Der Nordpazifikstrom (englisch North Pacific Current, auch North Pacific Drift) ist eine breite, relativ langsame, aber bedeutende Meeresströmung im nördlichen Pazifik, die in west-östlicher Richtung zwischen etwa 30° und 50° nördlicher Breite verläuft. Er stellt eine Verlängerung des Kuroshio- sowie des Oyashio-Stroms dar, die vor der Küste Japans zusammentreffen und sich gemeinsam ostwärts bewegen. Der Strom ist ein zentrales Glied der nordpazifischen Subtropenzirkulation.[1]

Entstehung

Der Nordpazifikstrom entsteht durch die Umverteilung der Wassermassen im westlichen Pazifik, die durch die Passatwinde und die Westwinde der mittleren Breiten angetrieben werden.

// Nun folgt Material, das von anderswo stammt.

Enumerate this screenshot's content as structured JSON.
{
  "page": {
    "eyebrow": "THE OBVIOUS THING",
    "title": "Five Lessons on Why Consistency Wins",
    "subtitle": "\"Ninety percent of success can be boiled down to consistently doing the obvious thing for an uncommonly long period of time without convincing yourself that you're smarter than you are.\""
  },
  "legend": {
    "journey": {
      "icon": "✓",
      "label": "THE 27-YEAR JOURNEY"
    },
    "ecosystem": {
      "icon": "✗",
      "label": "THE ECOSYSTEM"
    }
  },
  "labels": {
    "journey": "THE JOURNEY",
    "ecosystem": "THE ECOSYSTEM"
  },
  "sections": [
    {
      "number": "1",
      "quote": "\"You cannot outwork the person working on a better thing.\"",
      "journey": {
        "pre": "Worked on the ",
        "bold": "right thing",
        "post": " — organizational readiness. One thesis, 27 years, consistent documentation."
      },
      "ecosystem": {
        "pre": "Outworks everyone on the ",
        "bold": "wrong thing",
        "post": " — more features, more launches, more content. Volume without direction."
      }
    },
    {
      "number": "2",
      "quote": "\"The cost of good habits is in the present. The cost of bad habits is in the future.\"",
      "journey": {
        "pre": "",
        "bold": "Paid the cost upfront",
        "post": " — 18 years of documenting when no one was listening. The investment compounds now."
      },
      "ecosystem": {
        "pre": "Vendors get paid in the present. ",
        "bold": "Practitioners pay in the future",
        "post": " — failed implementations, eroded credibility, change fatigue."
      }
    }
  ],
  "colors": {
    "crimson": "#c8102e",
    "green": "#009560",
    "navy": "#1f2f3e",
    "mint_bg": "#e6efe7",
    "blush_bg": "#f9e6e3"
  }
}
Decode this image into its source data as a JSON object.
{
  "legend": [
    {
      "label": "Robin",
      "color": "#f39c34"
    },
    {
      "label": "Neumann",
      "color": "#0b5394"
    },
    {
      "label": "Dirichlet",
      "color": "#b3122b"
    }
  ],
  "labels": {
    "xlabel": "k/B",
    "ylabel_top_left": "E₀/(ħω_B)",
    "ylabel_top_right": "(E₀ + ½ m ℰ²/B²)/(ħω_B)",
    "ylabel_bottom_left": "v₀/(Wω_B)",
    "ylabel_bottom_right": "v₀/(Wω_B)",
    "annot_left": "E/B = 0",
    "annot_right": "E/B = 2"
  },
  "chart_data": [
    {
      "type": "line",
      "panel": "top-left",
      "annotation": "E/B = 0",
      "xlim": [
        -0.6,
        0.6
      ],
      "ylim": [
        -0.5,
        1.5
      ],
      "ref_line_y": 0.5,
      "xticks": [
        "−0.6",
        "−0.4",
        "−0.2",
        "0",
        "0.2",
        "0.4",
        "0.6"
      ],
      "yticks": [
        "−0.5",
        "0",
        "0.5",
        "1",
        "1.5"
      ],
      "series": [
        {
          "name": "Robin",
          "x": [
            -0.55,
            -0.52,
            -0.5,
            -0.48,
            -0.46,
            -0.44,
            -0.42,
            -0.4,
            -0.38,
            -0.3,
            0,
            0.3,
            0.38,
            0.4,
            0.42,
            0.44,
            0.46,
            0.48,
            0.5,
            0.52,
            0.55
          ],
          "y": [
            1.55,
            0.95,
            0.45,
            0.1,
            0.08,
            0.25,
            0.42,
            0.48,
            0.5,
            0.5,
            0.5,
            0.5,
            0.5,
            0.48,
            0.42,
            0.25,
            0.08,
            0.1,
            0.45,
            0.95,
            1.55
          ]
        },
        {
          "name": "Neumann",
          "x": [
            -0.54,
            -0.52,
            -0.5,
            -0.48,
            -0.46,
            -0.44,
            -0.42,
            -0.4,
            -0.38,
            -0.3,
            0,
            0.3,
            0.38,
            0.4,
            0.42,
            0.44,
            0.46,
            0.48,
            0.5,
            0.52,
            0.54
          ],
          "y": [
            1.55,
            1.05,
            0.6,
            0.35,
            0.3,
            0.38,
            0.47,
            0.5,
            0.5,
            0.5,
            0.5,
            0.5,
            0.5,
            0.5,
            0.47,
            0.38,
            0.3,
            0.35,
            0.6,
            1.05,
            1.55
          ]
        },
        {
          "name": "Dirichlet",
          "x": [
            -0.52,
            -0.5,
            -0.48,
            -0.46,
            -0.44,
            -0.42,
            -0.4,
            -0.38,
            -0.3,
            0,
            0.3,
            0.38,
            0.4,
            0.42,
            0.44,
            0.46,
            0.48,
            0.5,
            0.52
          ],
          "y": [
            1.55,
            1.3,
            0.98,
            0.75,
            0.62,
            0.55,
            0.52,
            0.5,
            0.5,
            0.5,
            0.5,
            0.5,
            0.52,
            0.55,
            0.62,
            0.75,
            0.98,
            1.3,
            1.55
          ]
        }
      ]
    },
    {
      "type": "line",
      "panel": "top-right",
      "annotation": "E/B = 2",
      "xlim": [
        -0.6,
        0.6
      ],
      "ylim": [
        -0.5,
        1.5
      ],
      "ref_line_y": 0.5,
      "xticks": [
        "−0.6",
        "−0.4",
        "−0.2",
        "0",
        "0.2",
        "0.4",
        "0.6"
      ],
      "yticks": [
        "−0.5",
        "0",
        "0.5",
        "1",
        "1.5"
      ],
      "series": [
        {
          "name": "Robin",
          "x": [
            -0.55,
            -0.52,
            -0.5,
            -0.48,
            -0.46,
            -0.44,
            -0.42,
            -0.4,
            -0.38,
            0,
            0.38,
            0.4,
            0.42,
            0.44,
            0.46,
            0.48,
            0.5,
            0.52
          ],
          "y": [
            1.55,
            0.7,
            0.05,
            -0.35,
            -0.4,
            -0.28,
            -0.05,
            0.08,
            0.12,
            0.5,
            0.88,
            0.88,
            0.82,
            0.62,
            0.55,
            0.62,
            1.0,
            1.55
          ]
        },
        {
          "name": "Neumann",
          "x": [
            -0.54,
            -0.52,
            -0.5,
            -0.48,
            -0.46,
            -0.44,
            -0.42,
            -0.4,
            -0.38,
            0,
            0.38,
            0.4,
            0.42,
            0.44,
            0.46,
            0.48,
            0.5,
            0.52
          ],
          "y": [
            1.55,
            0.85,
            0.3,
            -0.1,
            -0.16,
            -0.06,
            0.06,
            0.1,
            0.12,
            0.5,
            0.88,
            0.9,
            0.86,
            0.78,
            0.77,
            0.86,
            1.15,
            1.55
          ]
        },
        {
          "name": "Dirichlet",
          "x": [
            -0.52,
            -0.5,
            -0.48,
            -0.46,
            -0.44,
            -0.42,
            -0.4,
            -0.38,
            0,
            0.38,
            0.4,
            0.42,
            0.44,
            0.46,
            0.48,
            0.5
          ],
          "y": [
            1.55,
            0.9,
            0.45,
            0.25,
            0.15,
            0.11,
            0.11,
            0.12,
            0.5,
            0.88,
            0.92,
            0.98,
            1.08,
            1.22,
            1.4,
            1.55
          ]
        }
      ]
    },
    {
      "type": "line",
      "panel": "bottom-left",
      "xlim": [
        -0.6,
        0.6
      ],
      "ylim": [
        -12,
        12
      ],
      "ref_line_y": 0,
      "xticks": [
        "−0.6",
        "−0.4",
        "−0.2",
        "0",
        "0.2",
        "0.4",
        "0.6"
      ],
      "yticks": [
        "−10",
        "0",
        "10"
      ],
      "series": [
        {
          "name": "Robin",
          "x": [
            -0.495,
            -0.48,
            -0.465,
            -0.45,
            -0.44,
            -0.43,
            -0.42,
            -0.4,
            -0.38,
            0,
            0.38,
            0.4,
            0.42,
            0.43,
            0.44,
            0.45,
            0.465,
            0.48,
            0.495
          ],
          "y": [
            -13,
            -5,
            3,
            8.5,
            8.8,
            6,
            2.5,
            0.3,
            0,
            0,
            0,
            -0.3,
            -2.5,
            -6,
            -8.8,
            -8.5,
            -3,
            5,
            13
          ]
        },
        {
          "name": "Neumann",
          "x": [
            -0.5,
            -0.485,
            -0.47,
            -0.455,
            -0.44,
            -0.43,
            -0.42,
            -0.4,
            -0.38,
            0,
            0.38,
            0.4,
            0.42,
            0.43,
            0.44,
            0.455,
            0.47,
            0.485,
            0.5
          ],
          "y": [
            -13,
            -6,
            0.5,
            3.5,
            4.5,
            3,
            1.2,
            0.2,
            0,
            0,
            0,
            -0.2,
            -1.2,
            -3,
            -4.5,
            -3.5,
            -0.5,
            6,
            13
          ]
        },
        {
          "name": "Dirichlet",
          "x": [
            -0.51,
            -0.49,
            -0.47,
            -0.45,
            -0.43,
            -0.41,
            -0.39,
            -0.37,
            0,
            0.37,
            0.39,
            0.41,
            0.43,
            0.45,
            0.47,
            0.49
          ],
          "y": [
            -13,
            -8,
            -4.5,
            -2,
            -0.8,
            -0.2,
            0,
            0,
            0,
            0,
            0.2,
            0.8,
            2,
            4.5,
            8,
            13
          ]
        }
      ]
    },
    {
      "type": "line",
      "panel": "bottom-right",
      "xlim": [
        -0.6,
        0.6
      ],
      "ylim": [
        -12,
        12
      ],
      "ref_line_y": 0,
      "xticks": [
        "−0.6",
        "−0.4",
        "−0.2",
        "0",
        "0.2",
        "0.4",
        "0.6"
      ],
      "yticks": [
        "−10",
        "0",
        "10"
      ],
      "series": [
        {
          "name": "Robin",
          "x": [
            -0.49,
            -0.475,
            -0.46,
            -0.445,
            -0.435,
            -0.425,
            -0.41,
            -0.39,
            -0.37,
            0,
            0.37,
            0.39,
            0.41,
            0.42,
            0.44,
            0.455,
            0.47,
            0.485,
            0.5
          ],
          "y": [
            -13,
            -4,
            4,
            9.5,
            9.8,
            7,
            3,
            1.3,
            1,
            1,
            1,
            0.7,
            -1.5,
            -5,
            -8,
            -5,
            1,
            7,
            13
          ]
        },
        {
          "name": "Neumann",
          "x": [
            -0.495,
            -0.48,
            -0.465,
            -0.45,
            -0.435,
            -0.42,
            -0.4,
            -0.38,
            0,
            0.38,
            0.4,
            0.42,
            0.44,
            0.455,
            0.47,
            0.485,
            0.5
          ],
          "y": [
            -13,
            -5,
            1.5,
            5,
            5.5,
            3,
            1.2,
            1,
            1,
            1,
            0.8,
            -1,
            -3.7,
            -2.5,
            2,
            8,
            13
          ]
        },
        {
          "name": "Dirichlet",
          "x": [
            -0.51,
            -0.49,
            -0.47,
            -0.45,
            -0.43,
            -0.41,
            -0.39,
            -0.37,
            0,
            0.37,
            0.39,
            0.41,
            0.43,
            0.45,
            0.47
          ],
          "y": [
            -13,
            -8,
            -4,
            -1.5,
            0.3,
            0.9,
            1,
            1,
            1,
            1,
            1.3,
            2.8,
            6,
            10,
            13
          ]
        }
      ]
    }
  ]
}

Der Kuroshio-Strom, ein warmer westlicher Randstrom, bringt warmes Wasser aus tropischen Regionen nordwärts entlang der japanischen Ostküste. Der kalte Oyashio-Strom, der aus polaren Breiten südwärts fließt, trifft vor Japan auf den Kuroshio. Ihre Vermischung trägt zur Entstehung des Nordpazifikstroms bei, der von dort aus nach Osten über den Nordpazifik zieht.[2]

Verlauf und Dynamik

Der Strom bewegt sich in einer breiten Zone über den offenen Ozean in östlicher Richtung. Vor der Küste Nordamerikas, etwa auf der Höhe von British Columbia (45°–50° N), teilt er sich in zwei Hauptäste: Der nördliche Zweig bildet den Alaskastrom, der nordwärts entlang der Küste Alaskas zieht; der südliche Zweig fließt als Kalifornienstrom südwärts entlang der US-amerikanischen Westküste.[3]

Die Strömungsgeschwindigkeit des Nordpazifikstroms liegt typischerweise zwischen 10 und 20 cm/s, was im Vergleich zu schnellen westlichen Randströmen wie dem Golfstrom relativ langsam ist.[2]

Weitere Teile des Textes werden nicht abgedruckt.